The Canadian Bankers Association countered that the chartered banks are trying to fill in the fill in the gap left by a reduction in the credit that is available from non-bank sources, noting for example, that bank lending to businesses at the end of October was up 11.3 per cent over last year.

"But banks don’t have the capacity to do it all," it said.

"These are extraordinary times and we’re doing an extraordinary amount of consultation, but the more the better because we’re dealing with a very different time than we’ve seen in a generation in Canada," Flaherty said following meetings.

In that vein, Flaherty announced the appointment of a council of economic advisers to provide input to the Jan. 27 federal budget.

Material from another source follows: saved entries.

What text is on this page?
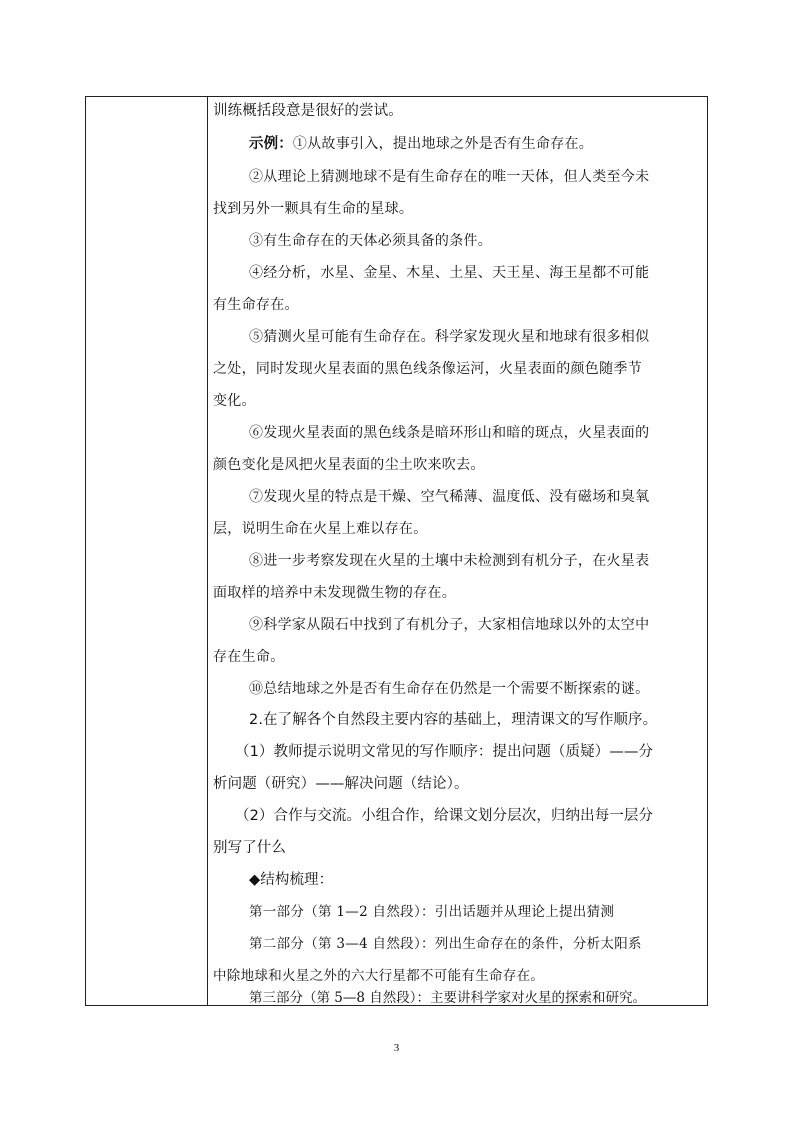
训练概括段意是很好的尝试。
示例：①从故事引入，提出地球之外是否有生命存在。
②从理论上猜测地球不是有生命存在的唯一天体，但人类至今未
找到另外一颗具有生命的星球。
③有生命存在的天体必须具备的条件。
④经分析，水星、金星、木星、土星、天王星、海王星都不可能
有生命存在。
⑤猜测火星可能有生命存在。科学家发现火星和地球有很多相似
之处，同时发现火星表面的黑色线条像运河，火星表面的颜色随季节
变化。
⑥发现火星表面的黑色线条是暗环形山和暗的斑点，火星表面的
颜色变化是风把火星表面的尘土吹来吹去。
⑦发现火星的特点是干燥、空气稀薄、温度低、没有磁场和臭氧
层，说明生命在火星上难以存在。
⑧进一步考察发现在火星的土壤中未检测到有机分子，在火星表
面取样的培养中未发现微生物的存在。
⑨科学家从陨石中找到了有机分子，大家相信地球以外的太空中
存在生命。
⑩总结地球之外是否有生命存在仍然是一个需要不断探索的谜。
2.在了解各个自然段主要内容的基础上，理清课文的写作顺序。
（1）教师提示说明文常见的写作顺序：提出问题（质疑）——分
析问题（研究）——解决问题（结论）。
（2）合作与交流。小组合作，给课文划分层次，归纳出每一层分
别写了什么
◆结构梳理：
第一部分（第 1—2 自然段）：引出话题并从理论上提出猜测
第二部分（第 3—4 自然段）：列出生命存在的条件，分析太阳系
中除地球和火星之外的六大行星都不可能有生命存在。
第三部分（第 5—8 自然段）：主要讲科学家对火星的探索和研究。
3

The 11-member group will be chaired by former B.C. finance minister Carole Taylor. The group will include business and academic leaders from across the country who will provide advice to the government about what sort of fiscal stimulus should be in the upcoming budget and beyond and on the availability of credit.

Jack Mintz from the University of Calgary, B.C. billionaire and businessman Jim Pattison and Montreal financier Paul Desmarais are also among the members.

The first meeting will take place before Christmas. Each member is working for a salary of $1 plus expenses.

Flaherty also said he is seeking advice from members of Parliament from all the political parties.

However, he said "there are two basic ways of stimulating the economy; one is tax reductions and the other is additional spending, like on infrastructure, and they are both on the table."

But he made it clear the government will ultimately be responsible for deciding what measures to adopt to deal with the economic and financial crisis,

"We are not going to have a public debate," he said. "We are going to welcome their advice, and the government has to make its decision about what we put in the budget and other measures."